Depuis son couronnement de roi du monde, on pensait James Cameron à jamais prisonnier de son obsession des fonds marins et des fantômes du tristement célèbre Titanic en particulier. Bien tranquille dans son coin, le bougre nous préparait en fait ce que les médias ne tarderaient pas à nous vendre comme une révolution dans un paysage cinématographique bien morne. Malgré son carton colossal au box-office et une avalanche de critiques dithyrambiques (les tomates viendront plus tard), la révolution a-t-elle bien eu lieu ?
Personnellement, je préfèrerais parler de transcendance, de réappropriation d'éléments anciens afin de dynamiter une industrie et un genre se reposant bien trop sur leurs lauriers. Transcendance en ce qui concerne d'abord les outils techniques. Ne prétendant à aucun moment inventer l'eau chaude, James Cameron utilise des techniques vieilles de plusieurs années déjà mais va justement les pousser à leur paroxysme, qu'il s'agisse de la motion capture ou de la stéréoscopie.
De la première, jusqu'alors utilisée pour recréer le plus fidèlement possible des éléments ou des êtres déjà existants, il va s'en servir pour créer de toute pièce un monde imaginaire bien à lui, des créatures, une flore, un écosystème totalement original, basé il est vrai sur diverses cultures. Quant à l'outil 3D, jusque là réservé à des projections Imax ou à des productions bien précises (films d'horreur ou d'animation), il va le faire sortir de sa condition de simple gadget pour l'intégrer pleinement à sa mise en scène, en faire la pierre angulaire de son édifice, le rendre indispensable, redéfinissant par la même occasion la grammaire cinématographique.
Ensuite, transcendance il y a en ce qui concerne un récit jugé hâtivement inexistant.
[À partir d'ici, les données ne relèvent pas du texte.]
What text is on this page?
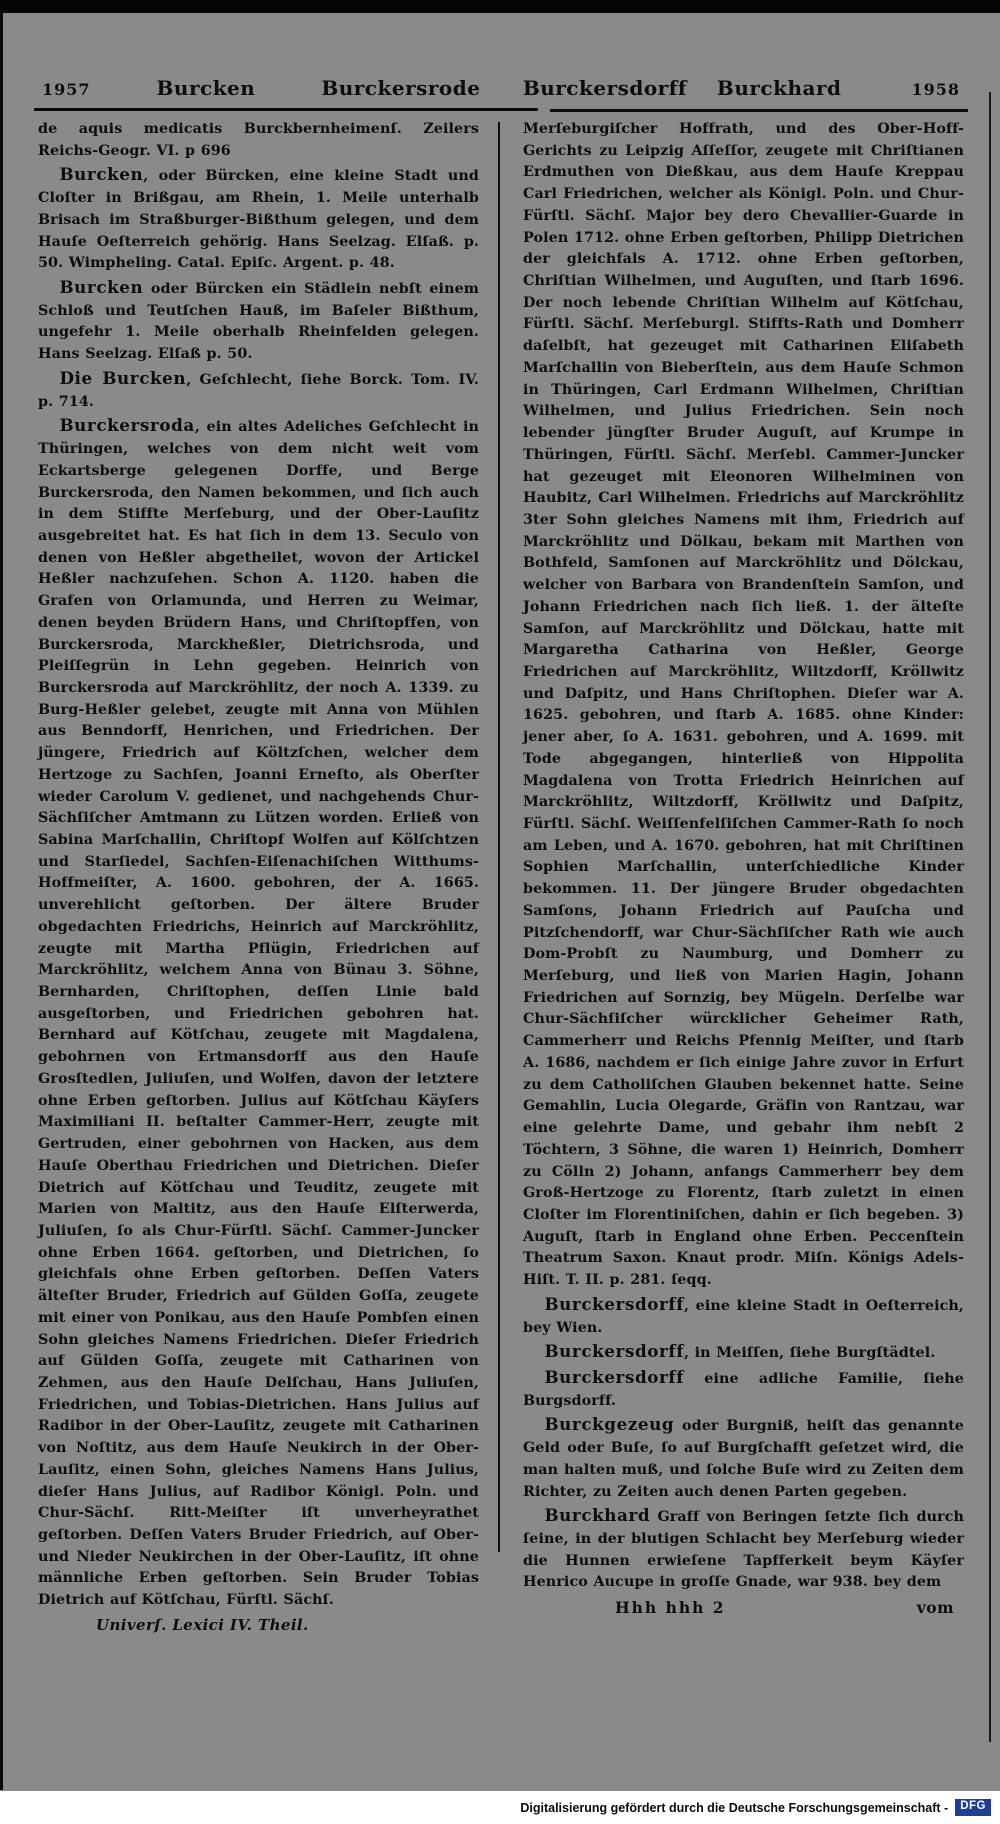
1957	Burcken	Burckersrode Burckersdorff Burckhard	1958

de aquis medicatis Burckbernheimenſ. Zeilers Reichs-Geogr. VI. p 696

Burcken, oder Bürcken, eine kleine Stadt und Cloſter in Brißgau, am Rhein, 1. Meile unterhalb Brisach im Straßburger-Bißthum gelegen, und dem Hauſe Oeſterreich gehörig. Hans Seelzag. Elſaß. p. 50. Wimpheling. Catal. Epiſc. Argent. p. 48.

Burcken oder Bürcken ein Städlein nebſt einem Schloß und Teutſchen Hauß, im Baſeler Bißthum, ungefehr 1. Meile oberhalb Rheinfelden gelegen. Hans Seelzag. Elſaß p. 50.

Die Burcken, Geſchlecht, ſiehe Borck. Tom. IV. p. 714.

Burckersroda, ein altes Adeliches Geſchlecht in Thüringen, welches von dem nicht weit vom Eckartsberge gelegenen Dorffe, und Berge Burckersroda, den Namen bekommen, und ſich auch in dem Stiffte Merſeburg, und der Ober-Lauſitz ausgebreitet hat. Es hat ſich in dem 13. Seculo von denen von Heßler abgetheilet, wovon der Artickel Heßler nachzuſehen. Schon A. 1120. haben die Grafen von Orlamunda, und Herren zu Weimar, denen beyden Brüdern Hans, und Chriſtopffen, von Burckersroda, Marckheßler, Dietrichsroda, und Pleiſſegrün in Lehn gegeben. Heinrich von Burckersroda auf Marckröhlitz, der noch A. 1339. zu Burg-Heßler gelebet, zeugte mit Anna von Mühlen aus Benndorff, Henrichen, und Friedrichen. Der jüngere, Friedrich auf Költzſchen, welcher dem Hertzoge zu Sachſen, Joanni Erneſto, als Oberſter wieder Carolum V. gedienet, und nachgehends Chur-Sächſiſcher Amtmann zu Lützen worden. Erließ von Sabina Marſchallin, Chriſtopf Wolfen auf Kölſchtzen und Starſiedel, Sachſen-Eiſenachiſchen Witthums-Hoffmeiſter, A. 1600. gebohren, der A. 1665. unverehlicht geſtorben. Der ältere Bruder obgedachten Friedrichs, Heinrich auf Marckröhlitz, zeugte mit Martha Pflügin, Friedrichen auf Marckröhlitz, welchem Anna von Bünau 3. Söhne, Bernharden, Chriſtophen, deſſen Linie bald ausgeſtorben, und Friedrichen gebohren hat. Bernhard auf Kötſchau, zeugete mit Magdalena, gebohrnen von Ertmansdorff aus den Hauſe Grosſtedlen, Juliuſen, und Wolfen, davon der letztere ohne Erben geſtorben. Julius auf Kötſchau Käyſers Maximiliani II. beſtalter Cammer-Herr, zeugte mit Gertruden, einer gebohrnen von Hacken, aus dem Hauſe Oberthau Friedrichen und Dietrichen. Dieſer Dietrich auf Kötſchau und Teuditz, zeugete mit Marien von Maltitz, aus den Hauſe Elſterwerda, Juliuſen, ſo als Chur-Fürſtl. Sächſ. Cammer-Juncker ohne Erben 1664. geſtorben, und Dietrichen, ſo gleichfals ohne Erben geſtorben. Deſſen Vaters älteſter Bruder, Friedrich auf Gülden Goſſa, zeugete mit einer von Ponikau, aus den Hauſe Pombſen einen Sohn gleiches Namens Friedrichen. Dieſer Friedrich auf Gülden Goſſa, zeugete mit Catharinen von Zehmen, aus den Hauſe Delſchau, Hans Juliuſen, Friedrichen, und Tobias-Dietrichen. Hans Julius auf Radibor in der Ober-Lauſitz, zeugete mit Catharinen von Noſtitz, aus dem Hauſe Neukirch in der Ober-Lauſitz, einen Sohn, gleiches Namens Hans Julius, dieſer Hans Julius, auf Radibor Königl. Poln. und Chur-Sächſ. Ritt-Meiſter iſt unverheyrathet geſtorben. Deſſen Vaters Bruder Friedrich, auf Ober- und Nieder Neukirchen in der Ober-Lauſitz, iſt ohne männliche Erben geſtorben. Sein Bruder Tobias Dietrich auf Kötſchau, Fürſtl. Sächſ.

Univerſ. Lexici IV. Theil.

Merſeburgiſcher Hoffrath, und des Ober-Hoff-Gerichts zu Leipzig Aſſeſſor, zeugete mit Chriſtianen Erdmuthen von Dießkau, aus dem Hauſe Kreppau Carl Friedrichen, welcher als Königl. Poln. und Chur-Fürſtl. Sächſ. Major bey dero Chevallier-Guarde in Polen 1712. ohne Erben geſtorben, Philipp Dietrichen der gleichfals A. 1712. ohne Erben geſtorben, Chriſtian Wilhelmen, und Auguſten, und ſtarb 1696. Der noch lebende Chriſtian Wilhelm auf Kötſchau, Fürſtl. Sächſ. Merſeburgl. Stiffts-Rath und Domherr daſelbſt, hat gezeuget mit Catharinen Eliſabeth Marſchallin von Bieberſtein, aus dem Hauſe Schmon in Thüringen, Carl Erdmann Wilhelmen, Chriſtian Wilhelmen, und Julius Friedrichen. Sein noch lebender jüngſter Bruder Auguſt, auf Krumpe in Thüringen, Fürſtl. Sächſ. Merſebl. Cammer-Juncker hat gezeuget mit Eleonoren Wilhelminen von Haubitz, Carl Wilhelmen. Friedrichs auf Marckröhlitz 3ter Sohn gleiches Namens mit ihm, Friedrich auf Marckröhlitz und Dölkau, bekam mit Marthen von Bothfeld, Samſonen auf Marckröhlitz und Dölckau, welcher von Barbara von Brandenſtein Samſon, und Johann Friedrichen nach ſich ließ. 1. der älteſte Samſon, auf Marckröhlitz und Dölckau, hatte mit Margaretha Catharina von Heßler, George Friedrichen auf Marckröhlitz, Wiltzdorff, Kröllwitz und Daſpitz, und Hans Chriſtophen. Dieſer war A. 1625. gebohren, und ſtarb A. 1685. ohne Kinder: jener aber, ſo A. 1631. gebohren, und A. 1699. mit Tode abgegangen, hinterließ von Hippolita Magdalena von Trotta Friedrich Heinrichen auf Marckröhlitz, Wiltzdorff, Kröllwitz und Daſpitz, Fürſtl. Sächſ. Weiſſenfelſiſchen Cammer-Rath ſo noch am Leben, und A. 1670. gebohren, hat mit Chriſtinen Sophien Marſchallin, unterſchiedliche Kinder bekommen. 11. Der jüngere Bruder obgedachten Samſons, Johann Friedrich auf Pauſcha und Pitzſchendorff, war Chur-Sächſiſcher Rath wie auch Dom-Probſt zu Naumburg, und Domherr zu Merſeburg, und ließ von Marien Hagin, Johann Friedrichen auf Sornzig, bey Mügeln. Derſelbe war Chur-Sächſiſcher würcklicher Geheimer Rath, Cammerherr und Reichs Pfennig Meiſter, und ſtarb A. 1686, nachdem er ſich einige Jahre zuvor in Erfurt zu dem Catholiſchen Glauben bekennet hatte. Seine Gemahlin, Lucia Olegarde, Gräfin von Rantzau, war eine gelehrte Dame, und gebahr ihm nebſt 2 Töchtern, 3 Söhne, die waren 1) Heinrich, Domherr zu Cölln 2) Johann, anfangs Cammerherr bey dem Groß-Hertzoge zu Florentz, ſtarb zuletzt in einen Cloſter im Florentiniſchen, dahin er ſich begeben. 3) Auguſt, ſtarb in England ohne Erben. Peccenſtein Theatrum Saxon. Knaut prodr. Miſn. Königs Adels-Hiſt. T. II. p. 281. ſeqq.

Burckersdorff, eine kleine Stadt in Oeſterreich, bey Wien.

Burckersdorff, in Meiſſen, ſiehe Burgſtädtel.

Burckersdorff eine adliche Familie, ſiehe Burgsdorff.

Burckgezeug oder Burgniß, heiſt das genannte Geld oder Buſe, ſo auf Burgſchafft geſetzet wird, die man halten muß, und ſolche Buſe wird zu Zeiten dem Richter, zu Zeiten auch denen Parten gegeben.

Burckhard Graff von Beringen ſetzte ſich durch ſeine, in der blutigen Schlacht bey Merſeburg wieder die Hunnen erwieſene Tapfferkeit beym Käyſer Henrico Aucupe in groſſe Gnade, war 938. bey dem

Hhh hhh 2	vom
Digitalisierung gefördert durch die Deutsche Forschungsgemeinschaft -	DFG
Si le scénario du film de Cameron repose effectivement sur un canevas simple, sa construction reste un modèle d'écriture, de dramaturgie, de simplicité, Cameron utilisant, comme l'avait fait George Lucas avant lui, divers genres pour mieux se les réapproprier, pour donner naissance à un monde rarement vu sur nos écrans.
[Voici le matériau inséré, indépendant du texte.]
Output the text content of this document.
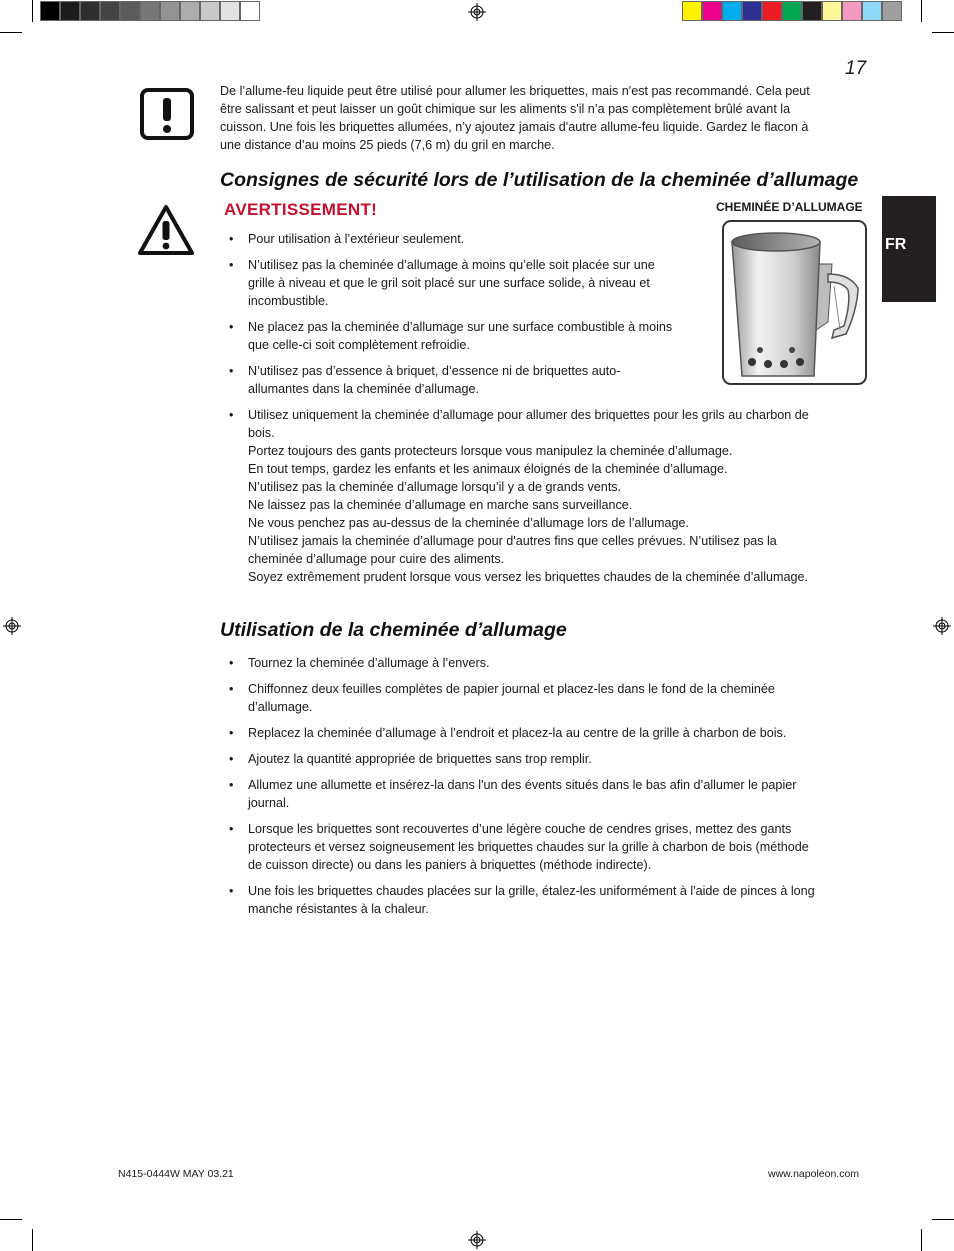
17
FR
De l’allume-feu liquide peut être utilisé pour allumer les briquettes, mais n'est pas recommandé. Cela peut
être salissant et peut laisser un goût chimique sur les aliments s'il n’a pas complètement brûlé avant la
cuisson. Une fois les briquettes allumées, n’y ajoutez jamais d'autre allume-feu liquide. Gardez le flacon à
une distance d’au moins 25 pieds (7,6 m) du gril en marche.
Consignes de sécurité lors de l’utilisation de la cheminée d’allumage
AVERTISSEMENT!	CHEMINÉE D’ALLUMAGE
• Pour utilisation à l’extérieur seulement.
• N’utilisez pas la cheminée d’allumage à moins qu’elle soit placée sur une
grille à niveau et que le gril soit placé sur une surface solide, à niveau et
incombustible.
• Ne placez pas la cheminée d’allumage sur une surface combustible à moins
que celle-ci soit complètement refroidie.
• N’utilisez pas d’essence à briquet, d’essence ni de briquettes auto-
allumantes dans la cheminée d’allumage.
• Utilisez uniquement la cheminée d’allumage pour allumer des briquettes pour les grils au charbon de
bois.
Portez toujours des gants protecteurs lorsque vous manipulez la cheminée d’allumage.
En tout temps, gardez les enfants et les animaux éloignés de la cheminée d’allumage.
N’utilisez pas la cheminée d’allumage lorsqu’il y a de grands vents.
Ne laissez pas la cheminée d’allumage en marche sans surveillance.
Ne vous penchez pas au-dessus de la cheminée d’allumage lors de l’allumage.
N’utilisez jamais la cheminée d’allumage pour d'autres fins que celles prévues. N’utilisez pas la
cheminée d’allumage pour cuire des aliments.
Soyez extrêmement prudent lorsque vous versez les briquettes chaudes de la cheminée d’allumage.
Utilisation de la cheminée d’allumage
• Tournez la cheminée d’allumage à l’envers.
• Chiffonnez deux feuilles complètes de papier journal et placez-les dans le fond de la cheminée
d’allumage.
• Replacez la cheminée d’allumage à l’endroit et placez-la au centre de la grille à charbon de bois.
• Ajoutez la quantité appropriée de briquettes sans trop remplir.
• Allumez une allumette et insérez-la dans l'un des évents situés dans le bas afin d’allumer le papier
journal.
• Lorsque les briquettes sont recouvertes d’une légère couche de cendres grises, mettez des gants
protecteurs et versez soigneusement les briquettes chaudes sur la grille à charbon de bois (méthode
de cuisson directe) ou dans les paniers à briquettes (méthode indirecte).
• Une fois les briquettes chaudes placées sur la grille, étalez-les uniformément à l'aide de pinces à long
manche résistantes à la chaleur.
N415-0444W MAY 03.21	www.napoleon.com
Piochant aussi bien dans le mythe de Pocahontas, que dans le space-opera à la "John Carter" ou "Flash Gordon" ou encore dans le western pro-indien des 70's, "Avatar" revient à l'essence même du cinéma, à un émerveillement simple et généreux, à un premier degré devenu rare sur des écrans envahit par un post-modernisme cynique et conscient de ses effets, rappelant ainsi le travail de Peter Jackson sur la trilogie du "Seigneur des anneaux".
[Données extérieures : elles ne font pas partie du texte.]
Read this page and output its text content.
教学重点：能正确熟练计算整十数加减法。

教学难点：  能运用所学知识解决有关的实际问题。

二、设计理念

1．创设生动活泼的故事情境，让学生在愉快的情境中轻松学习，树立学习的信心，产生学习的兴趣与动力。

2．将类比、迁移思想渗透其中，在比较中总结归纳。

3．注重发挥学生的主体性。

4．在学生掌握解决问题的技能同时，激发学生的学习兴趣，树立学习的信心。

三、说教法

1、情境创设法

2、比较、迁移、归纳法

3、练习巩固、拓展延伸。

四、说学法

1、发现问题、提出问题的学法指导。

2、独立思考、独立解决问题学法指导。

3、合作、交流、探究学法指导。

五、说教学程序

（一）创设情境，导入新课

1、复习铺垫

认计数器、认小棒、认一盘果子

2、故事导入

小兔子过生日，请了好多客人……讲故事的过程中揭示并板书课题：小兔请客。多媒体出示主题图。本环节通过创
Spectacle total et grandiose dont la dimension épique suinte par tous les pores, "Avatar" est surtout un parcours initiatique émouvant parfaitement en lien avec le reste de la filmographie de Cameron, celui d'un homme incomplet aussi bien physiquement qu'émotionnellement, mais qui trouvera un second souffle et une nouvelle raison de vivre par le biais d'un nouvel univers, d'une nouvelle fratrie.
Dans le rôle principal, l'inconnu Sam Worthington fait preuve d'un talent indéniable et d'une fraîcheur certaine, bien épaulé qu'il est par Zoé Saldana (son meilleur rôle à ce jour), le revenant Stephen Lang, la sous-exploitée Michelle Rodriguez et l'incontournable Sigourney Weaver.
Bien loin d'être un simple blockbuster décérébré style "Transformers" comme l'auront jugé après coup quelques esprits chagrins ayant visiblement de la merde dans les yeux, "Avatar", par la grâce d'une mise en scène intelligente et aérienne, ainsi que par des effets spéciaux impeccables parvenant à rendre crédible et vivant le monde de synthèse imaginé par Cameron, est une fable certes naïve et imparfaite mais diablement efficace et honnête, d'un bel humanisme, prônant le respect et la compréhension entre les ethnies et la nature qui nous entoure, une grosse machine faite évidemment pour rapporter un maximum de pognon mais qui, en échange, propose à ses spectateurs une évasion comme on voit bien trop peu par les temps qui courent.